The heart of the 650-acre Clearing Yard is the “hump,” a 30-foot-high mound. When a train arrives, its locomotives are detached and the Belt’s locomotives push the train to the hump’s peak, where a worker uncouples cars.
“This is the place to be if you’ve got the seniority,” said switchman Brian McCarthy, a 22-year Belt veteran who likes setting the pace for the yard.
He walked alongside a slow-moving train one morning pulling bars to uncouple individual cars according to instructions on a tote board. A yellow, metal box strapped to his waist allowed him to halt the action if a problem arose.
‘On the other side of the hump, another worker uncoupled cars from a second train. The hump works in both directions, with two sets of tracks so trains can be pushed up both sides simultaneously.
Disconnected cars slide down the other side, singly or in blocks up to six. At the bottom, the railcars roll through a series of brakes on the tracks to slow them down and automated switches that marshal the cars with others headed in the same destination.
Some 2,900 cars cross the hump on an average day, roughly one every 30 seconds. On busier days, that can reach 3,200 cars.
To speed sorting, railroads increasingly are delivering trains to the Belt with cars already grouped together by destination.

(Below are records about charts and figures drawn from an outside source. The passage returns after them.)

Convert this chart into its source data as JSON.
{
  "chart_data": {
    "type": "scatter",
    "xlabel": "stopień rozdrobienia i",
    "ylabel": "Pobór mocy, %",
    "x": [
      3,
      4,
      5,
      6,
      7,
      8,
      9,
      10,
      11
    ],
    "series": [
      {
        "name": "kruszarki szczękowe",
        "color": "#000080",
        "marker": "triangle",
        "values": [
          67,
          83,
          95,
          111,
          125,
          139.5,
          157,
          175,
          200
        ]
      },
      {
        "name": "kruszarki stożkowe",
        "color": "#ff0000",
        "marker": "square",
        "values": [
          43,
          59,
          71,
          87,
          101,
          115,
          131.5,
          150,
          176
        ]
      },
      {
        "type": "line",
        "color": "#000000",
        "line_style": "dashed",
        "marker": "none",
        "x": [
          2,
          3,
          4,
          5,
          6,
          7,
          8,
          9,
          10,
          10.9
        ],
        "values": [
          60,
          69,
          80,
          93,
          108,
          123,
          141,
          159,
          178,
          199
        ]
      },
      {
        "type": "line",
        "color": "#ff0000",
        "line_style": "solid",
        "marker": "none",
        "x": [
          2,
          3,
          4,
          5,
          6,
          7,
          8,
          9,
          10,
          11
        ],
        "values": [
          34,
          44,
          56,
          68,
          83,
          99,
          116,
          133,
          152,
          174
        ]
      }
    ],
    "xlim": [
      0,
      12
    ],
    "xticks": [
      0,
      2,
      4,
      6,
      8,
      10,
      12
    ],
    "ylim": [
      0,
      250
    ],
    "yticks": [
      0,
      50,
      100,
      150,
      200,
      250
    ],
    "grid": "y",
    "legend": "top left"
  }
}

Railroads’ operations managers often rearrange their Belt schedules on short notice, compensating for late-arriving trains by sending others to the yard ahead of schedule. Belt managers use instant messaging to stay in touch with the other railroads.
“We talk to the [Belt] three or four times an hour,” said Jason Jenkins, general manager in Chicago for BNSF Railway, which is based in Fort Worth, Texas.
The freight railroads also are relying more on a joint operations center in Chicago where they, along with Amtrak and Chicago’s commuter rail operator, share information about their trains’ whereabouts, especially when accidents or signal problems block busy routes. This allows railroads to keep an isolated problem from mushrooming into a regional traffic mess.
North American railroads nationwide last year logged their highest volume since 2007, but struggled because of weather-related delays and shortages of manpower and locomotives. The Belt’s volume slid almost 2%, to 1.1 million carloads, and dwell time—the average time railcars spend at the yard—was 29.6 hours, above the 24-to-26-hour target. So far this year, dwell time is down to 24.3 hours. Of the 33 trains a day on average departing from the Clearing Yard, 74% are now leaving on time, up from about 60% at the end of 2014.
“We have to do our part to keep the Belt fluid,” said Cindy Sanborn, vice president of transportation for CSX and chairwoman of the Belt’s board. “The owners are very much the source of the problems and the solutions.”
The Belt would benefit from several traffic-flow improvement projects in the Chicago Region Environmental and Transportation Efficiency program, an ambitious, 12-year-old effort by the railroads and government agencies to eliminate chronic rail choke points throughout greater Chicago.
The Belt is part of one of the program’s most complicated and expensive projects to separate tracks for the Belt and other railroads that intersect on Chicago’s south side by building bridges. The project would give Belt 24-hour access to its tracks through the project area, instead of holding trains back for six hours a day to give right of way to passenger trains. But at a cost of at least $750 million, funding for the project remains a key issue.